For a space the old man walked the deck in rolling reveries. But chancing to slip with his ivory heel, he saw the crushed copper sight-tubes of the quadrant he had the day before dashed to the deck.

"Thou poor, proud heaven-gazer and sun's pilot! yesterday I wrecked thee, and to-day the compasses would fain have wrecked me. So, so. But Ahab is lord over the level loadstone yet. Mr. Starbuck—a lance without a pole; a top-maul, and the smallest of the sail-maker's needles. Quick!"

Accessory, perhaps, to the impulse dictating the thing he was now about to do, were certain prudential motives, whose object might have been to revive the spirits of his crew by a stroke of his subtile skill, in a matter so wondrous as that of the inverted compasses. Besides, the old man well knew that to steer by transpointed needles, though clumsily practicable, was not a thing to be passed over by superstitious sailors, without some shudderings and evil portents.

"Men," said he, steadily turning upon the crew, as the mate handed him the things he had demanded, "my men, the thunder turned old Ahab's needles; but out of this bit of steel Ahab can make one of his own, that will point as true as any."

Abashed glances of servile wonder were exchanged by the sailors, as this was said; and with fascinated eyes they awaited whatever magic might follow. But Starbuck looked away.

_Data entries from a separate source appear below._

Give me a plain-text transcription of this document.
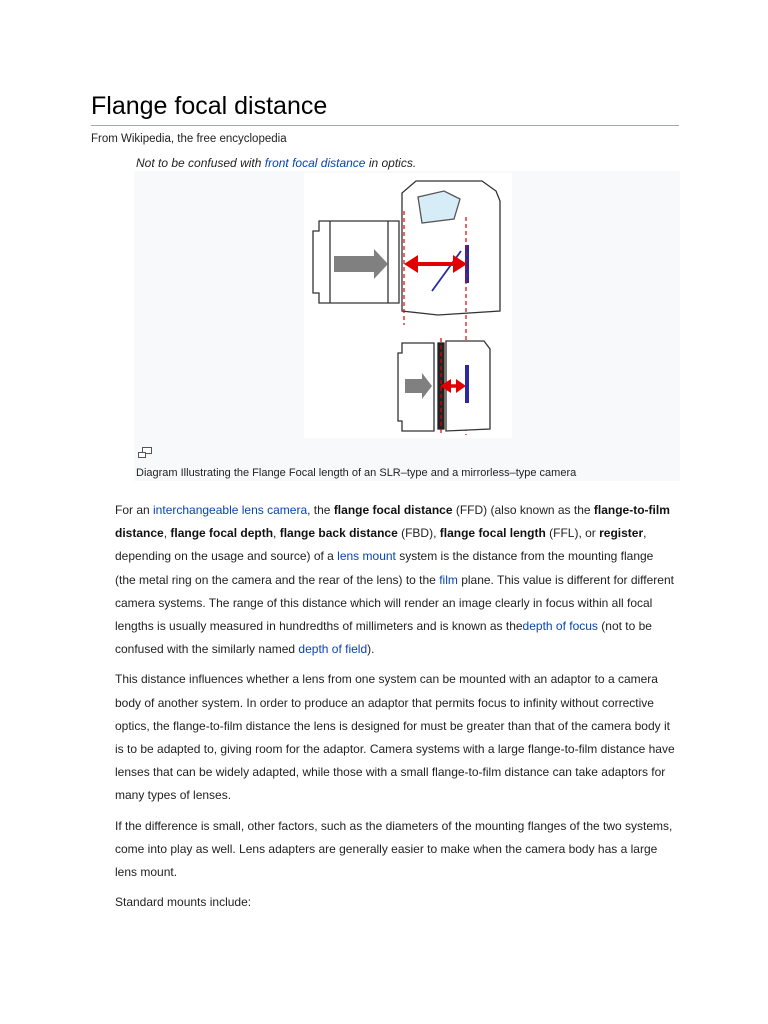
Flange focal distance
From Wikipedia, the free encyclopedia
Not to be confused with front focal distance in optics.
Diagram Illustrating the Flange Focal length of an SLR–type and a mirrorless–type camera

For an interchangeable lens camera, the flange focal distance (FFD) (also known as the flange-to-film distance, flange focal depth, flange back distance (FBD), flange focal length (FFL), or register, depending on the usage and source) of a lens mount system is the distance from the mounting flange (the metal ring on the camera and the rear of the lens) to the film plane. This value is different for different camera systems. The range of this distance which will render an image clearly in focus within all focal lengths is usually measured in hundredths of millimeters and is known as thedepth of focus (not to be confused with the similarly named depth of field).

This distance influences whether a lens from one system can be mounted with an adaptor to a camera body of another system. In order to produce an adaptor that permits focus to infinity without corrective optics, the flange-to-film distance the lens is designed for must be greater than that of the camera body it is to be adapted to, giving room for the adaptor. Camera systems with a large flange-to-film distance have lenses that can be widely adapted, while those with a small flange-to-film distance can take adaptors for many types of lenses.

If the difference is small, other factors, such as the diameters of the mounting flanges of the two systems, come into play as well. Lens adapters are generally easier to make when the camera body has a large lens mount.

Standard mounts include:
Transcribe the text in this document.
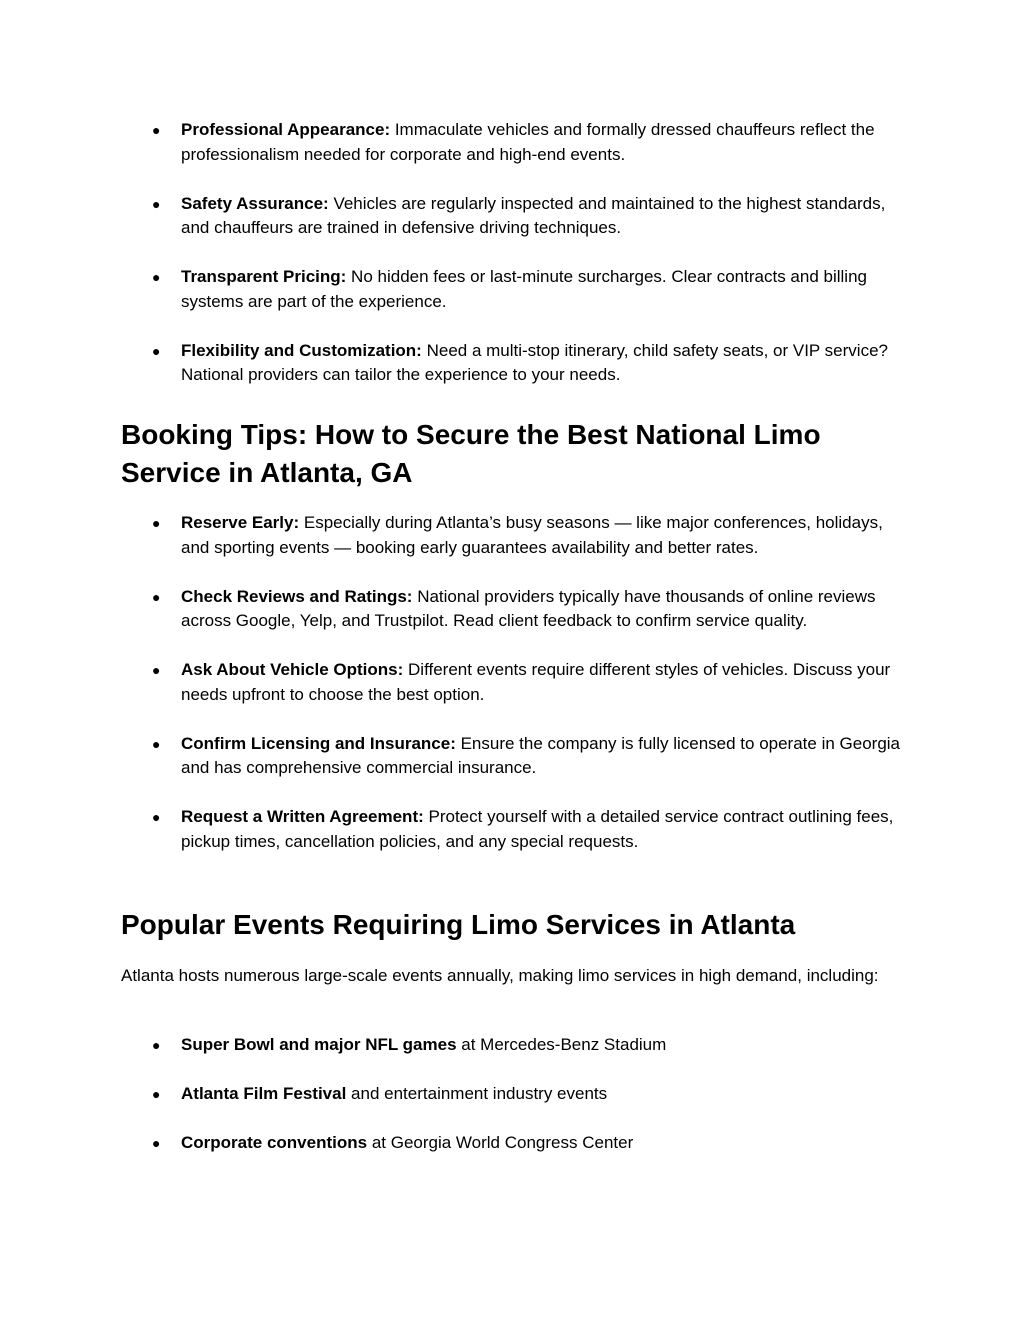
● Professional Appearance: Immaculate vehicles and formally dressed chauffeurs reflect the professionalism needed for corporate and high-end events.
● Safety Assurance: Vehicles are regularly inspected and maintained to the highest standards, and chauffeurs are trained in defensive driving techniques.
● Transparent Pricing: No hidden fees or last-minute surcharges. Clear contracts and billing systems are part of the experience.
● Flexibility and Customization: Need a multi-stop itinerary, child safety seats, or VIP service? National providers can tailor the experience to your needs.
Booking Tips: How to Secure the Best National Limo Service in Atlanta, GA
● Reserve Early: Especially during Atlanta’s busy seasons — like major conferences, holidays, and sporting events — booking early guarantees availability and better rates.
● Check Reviews and Ratings: National providers typically have thousands of online reviews across Google, Yelp, and Trustpilot. Read client feedback to confirm service quality.
● Ask About Vehicle Options: Different events require different styles of vehicles. Discuss your needs upfront to choose the best option.
● Confirm Licensing and Insurance: Ensure the company is fully licensed to operate in Georgia and has comprehensive commercial insurance.
● Request a Written Agreement: Protect yourself with a detailed service contract outlining fees, pickup times, cancellation policies, and any special requests.
Popular Events Requiring Limo Services in Atlanta

Atlanta hosts numerous large-scale events annually, making limo services in high demand, including:

● Super Bowl and major NFL games at Mercedes-Benz Stadium
● Atlanta Film Festival and entertainment industry events
● Corporate conventions at Georgia World Congress Center
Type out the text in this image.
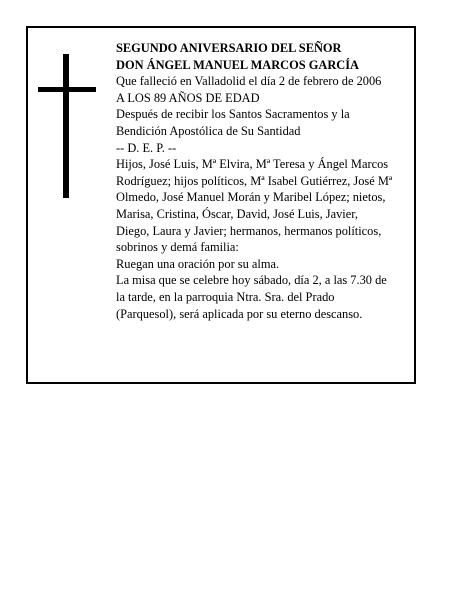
SEGUNDO ANIVERSARIO DEL SEÑOR

DON ÁNGEL MANUEL MARCOS GARCÍA

Que falleció en Valladolid el día 2 de febrero de 2006

A LOS 89 AÑOS DE EDAD

Después de recibir los Santos Sacramentos y la

Bendición Apostólica de Su Santidad

-- D. E. P. --

Hijos, José Luis, Mª Elvira, Mª Teresa y Ángel Marcos

Rodríguez; hijos políticos, Mª Isabel Gutiérrez, José Mª

Olmedo, José Manuel Morán y Maribel López; nietos,

Marisa, Cristina, Óscar, David, José Luis, Javier,

Diego, Laura y Javier; hermanos, hermanos políticos,

sobrinos y demá familia:

Ruegan una oración por su alma.

La misa que se celebre hoy sábado, día 2, a las 7.30 de

la tarde, en la parroquia Ntra. Sra. del Prado

(Parquesol), será aplicada por su eterno descanso.
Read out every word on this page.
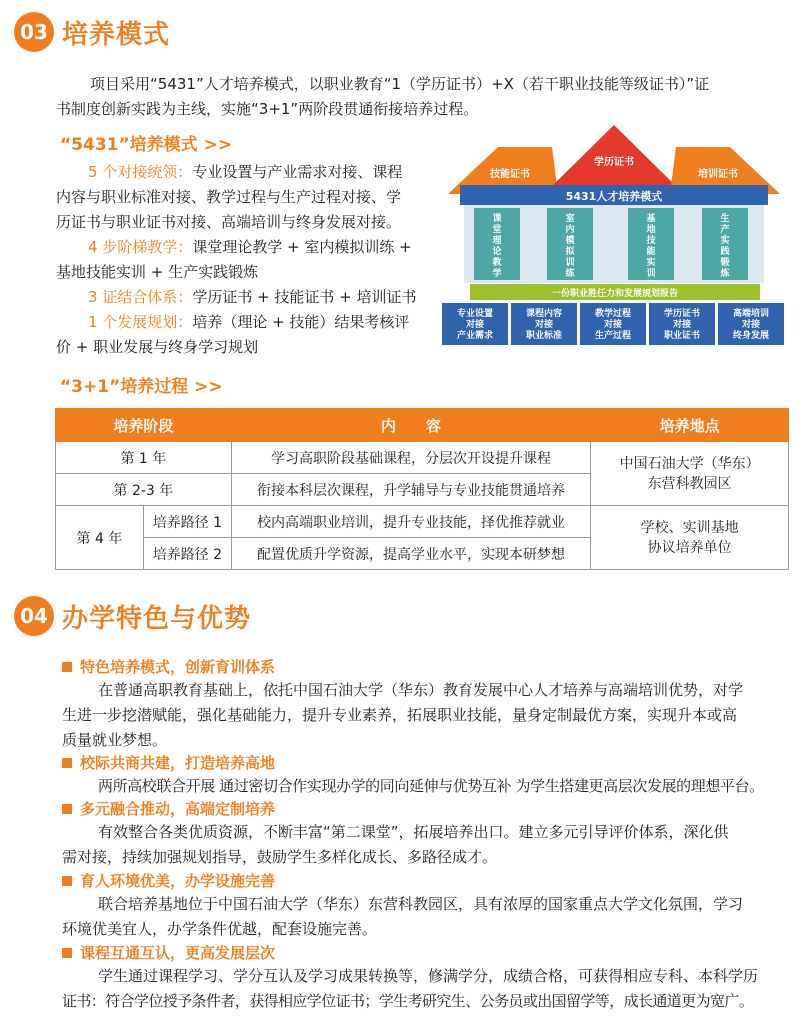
03 培养模式
项目采用“5431”人才培养模式，以职业教育“1（学历证书）+X（若干职业技能等级证书）”证
书制度创新实践为主线，实施“3+1”两阶段贯通衔接培养过程。
“5431”培养模式 >>
5 个对接统领：专业设置与产业需求对接、课程
内容与职业标准对接、教学过程与生产过程对接、学
历证书与职业证书对接、高端培训与终身发展对接。
4 步阶梯教学：课堂理论教学 + 室内模拟训练 +
基地技能实训 + 生产实践锻炼
3 证结合体系：学历证书 + 技能证书 + 培训证书
1 个发展规划：培养（理论 + 技能）结果考核评
价 + 职业发展与终身学习规划
技能证书
学历证书
培训证书
5431人才培养模式
课堂理论教学
室内模拟训练
基地技能实训
生产实践锻炼
一份职业胜任力和发展规划报告
专业设置对接产业需求
课程内容对接职业标准
教学过程对接生产过程
学历证书对接职业证书
高端培训对接终身发展
“3+1”培养过程 >>
培养阶段		内　　容	培养地点
第 1 年		学习高职阶段基础课程，分层次开设提升课程	中国石油大学（华东）
东营科教园区

第 2-3 年		衔接本科层次课程，升学辅导与专业技能贯通培养	
第 4 年	培养路径 1	校内高端职业培训，提升专业技能，择优推荐就业	学校、实训基地
协议培养单位

	培养路径 2	配置优质升学资源，提高学业水平，实现本研梦想	
04 办学特色与优势
特色培养模式，创新育训体系
在普通高职教育基础上，依托中国石油大学（华东）教育发展中心人才培养与高端培训优势，对学
生进一步挖潜赋能，强化基础能力，提升专业素养，拓展职业技能，量身定制最优方案，实现升本或高
质量就业梦想。
校际共商共建，打造培养高地
两所高校联合开展 通过密切合作实现办学的同向延伸与优势互补 为学生搭建更高层次发展的理想平台。
多元融合推动，高端定制培养
有效整合各类优质资源，不断丰富“第二课堂”，拓展培养出口。建立多元引导评价体系，深化供
需对接，持续加强规划指导，鼓励学生多样化成长、多路径成才。
育人环境优美，办学设施完善
联合培养基地位于中国石油大学（华东）东营科教园区，具有浓厚的国家重点大学文化氛围，学习
环境优美宜人，办学条件优越，配套设施完善。
课程互通互认，更高发展层次
学生通过课程学习、学分互认及学习成果转换等，修满学分，成绩合格，可获得相应专科、本科学历
证书：符合学位授予条件者，获得相应学位证书；学生考研究生、公务员或出国留学等，成长通道更为宽广。
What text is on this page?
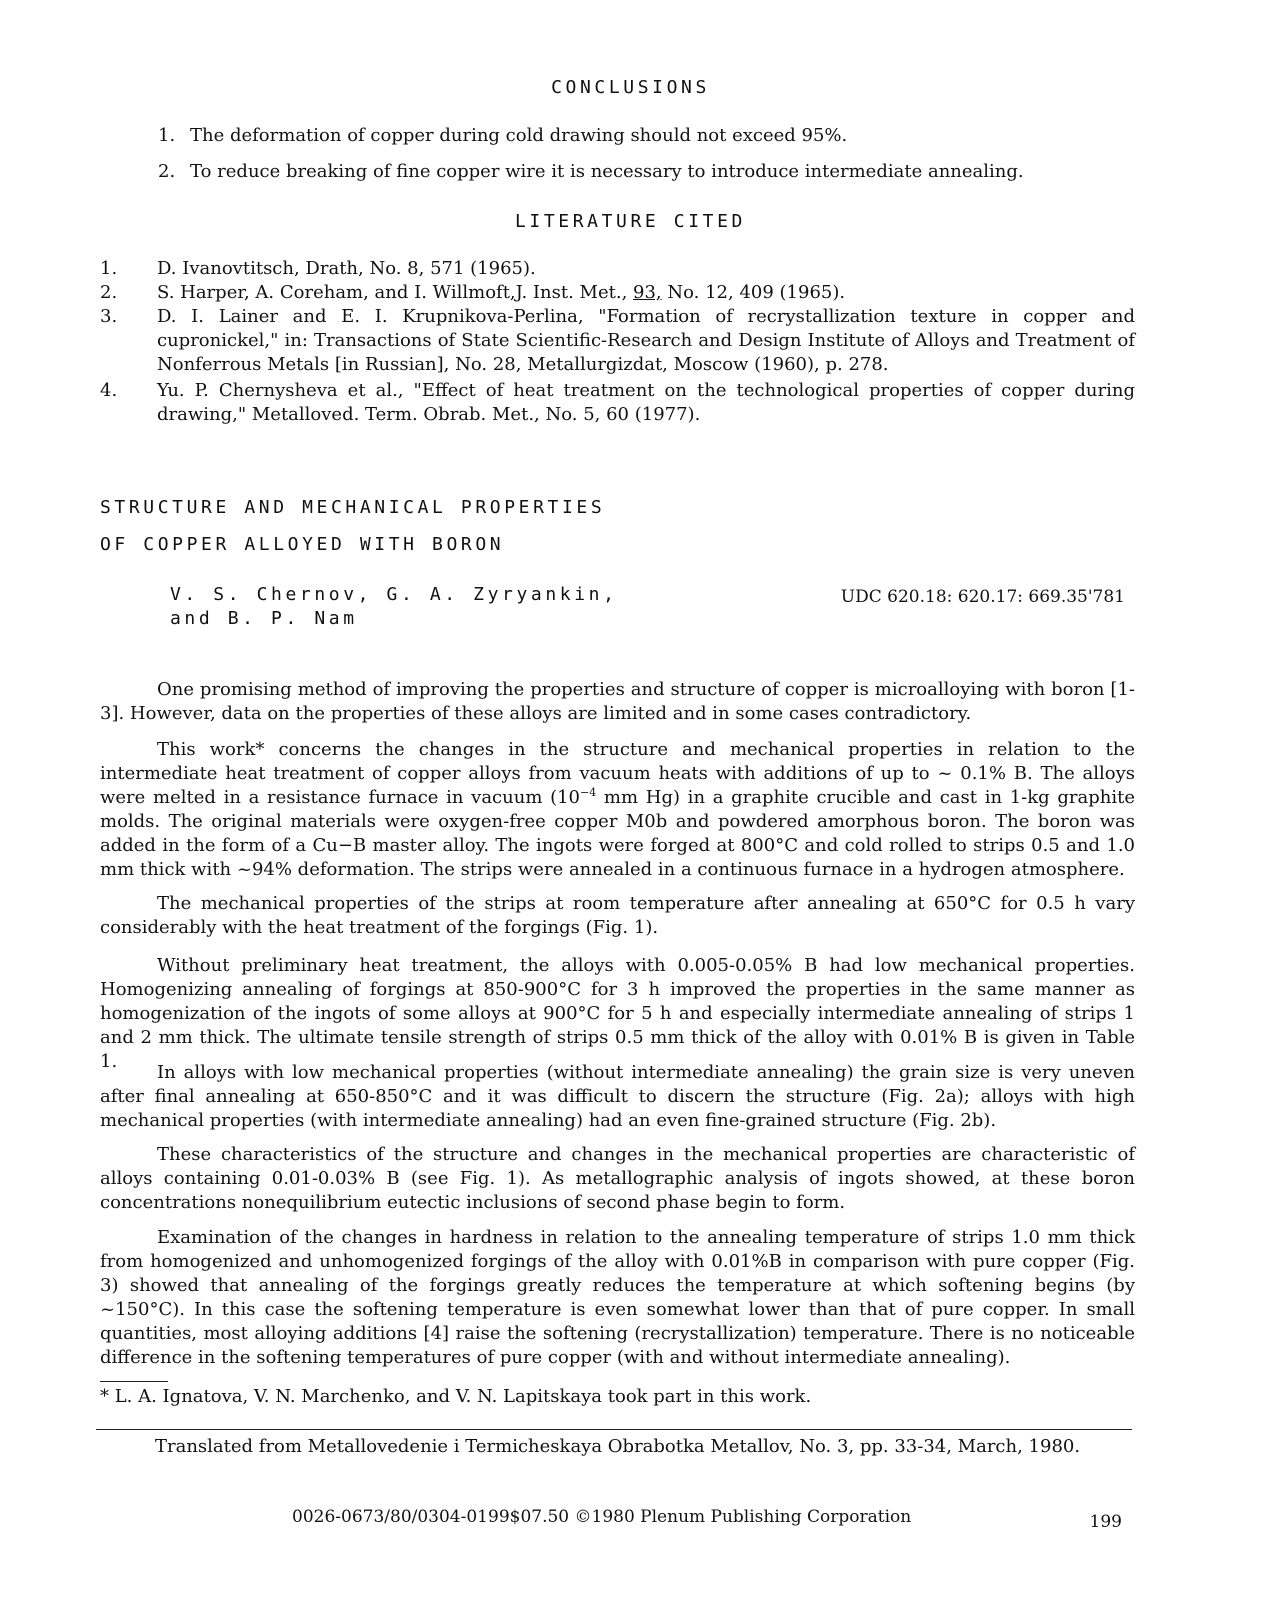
CONCLUSIONS
1. The deformation of copper during cold drawing should not exceed 95%.
2. To reduce breaking of fine copper wire it is necessary to introduce intermediate annealing.
LITERATURE CITED
1.	D. Ivanovtitsch, Drath, No. 8, 571 (1965).
2.	S. Harper, A. Coreham, and I. Willmoft,J. Inst. Met., 93, No. 12, 409 (1965).
3.	D. I. Lainer and E. I. Krupnikova-Perlina, "Formation of recrystallization texture in copper and cupronickel," in: Transactions of State Scientific-Research and Design Institute of Alloys and Treatment of Nonferrous Metals [in Russian], No. 28, Metallurgizdat, Moscow (1960), p. 278.
4.	Yu. P. Chernysheva et al., "Effect of heat treatment on the technological properties of copper during drawing," Metalloved. Term. Obrab. Met., No. 5, 60 (1977).
STRUCTURE AND MECHANICAL PROPERTIES
OF COPPER ALLOYED WITH BORON
V. S. Chernov, G. A. Zyryankin,
and B. P. Nam
UDC 620.18: 620.17: 669.35'781
One promising method of improving the properties and structure of copper is microalloying with boron [1-3]. However, data on the properties of these alloys are limited and in some cases contradictory.
This work* concerns the changes in the structure and mechanical properties in relation to the intermediate heat treatment of copper alloys from vacuum heats with additions of up to ~ 0.1% B. The alloys were melted in a resistance furnace in vacuum ($10^{-4}$ mm Hg) in a graphite crucible and cast in 1-kg graphite molds. The original materials were oxygen-free copper M0b and powdered amorphous boron. The boron was added in the form of a Cu−B master alloy. The ingots were forged at 800°C and cold rolled to strips 0.5 and 1.0 mm thick with ~94% deformation. The strips were annealed in a continuous furnace in a hydrogen atmosphere.
The mechanical properties of the strips at room temperature after annealing at 650°C for 0.5 h vary considerably with the heat treatment of the forgings (Fig. 1).
Without preliminary heat treatment, the alloys with 0.005-0.05% B had low mechanical properties. Homogenizing annealing of forgings at 850-900°C for 3 h improved the properties in the same manner as homogenization of the ingots of some alloys at 900°C for 5 h and especially intermediate annealing of strips 1 and 2 mm thick. The ultimate tensile strength of strips 0.5 mm thick of the alloy with 0.01% B is given in Table 1.
In alloys with low mechanical properties (without intermediate annealing) the grain size is very uneven after final annealing at 650-850°C and it was difficult to discern the structure (Fig. 2a); alloys with high mechanical properties (with intermediate annealing) had an even fine-grained structure (Fig. 2b).
These characteristics of the structure and changes in the mechanical properties are characteristic of alloys containing 0.01-0.03% B (see Fig. 1). As metallographic analysis of ingots showed, at these boron concentrations nonequilibrium eutectic inclusions of second phase begin to form.
Examination of the changes in hardness in relation to the annealing temperature of strips 1.0 mm thick from homogenized and unhomogenized forgings of the alloy with 0.01%B in comparison with pure copper (Fig. 3) showed that annealing of the forgings greatly reduces the temperature at which softening begins (by ~150°C). In this case the softening temperature is even somewhat lower than that of pure copper. In small quantities, most alloying additions [4] raise the softening (recrystallization) temperature. There is no noticeable difference in the softening temperatures of pure copper (with and without intermediate annealing).
* L. A. Ignatova, V. N. Marchenko, and V. N. Lapitskaya took part in this work.
Translated from Metallovedenie i Termicheskaya Obrabotka Metallov, No. 3, pp. 33-34, March, 1980.
0026-0673/80/0304-0199$07.50 ©1980 Plenum Publishing Corporation	199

With a blow from the top-maul Ahab knocked off the steel head of the lance, and then handing to the mate the long iron rod remaining, bade him hold it upright, without its touching the deck. Then, with the maul, after repeatedly smiting the upper end of this iron rod, he placed the blunted needle endwise on the top of it, and less strongly hammered that, several times, the mate still holding the rod as before. Then going through some small strange motions with it—whether indispensable to the magnetizing of the steel, or merely intended to augment the awe of the crew, is uncertain—he called for linen thread; and moving to the binnacle, slipped out the two reversed needles there, and horizontally suspended the sail-needle by its middle, over one of the compass-cards. At first, the steel went round and round, quivering and vibrating at either end; but at last it settled to its place, when Ahab, who had been intently watching for this result, stepped frankly back from the binnacle, and pointing his stretched arm towards it, exclaimed,—"Look ye, for yourselves, if Ahab be not lord of the level loadstone! The sun is East, and that compass swears it!"

One after another they peered in, for nothing but their own eyes could persuade such ignorance as theirs, and one after another they slunk away.

In his fiery eyes of scorn and triumph, you then saw Ahab in all his fatal pride.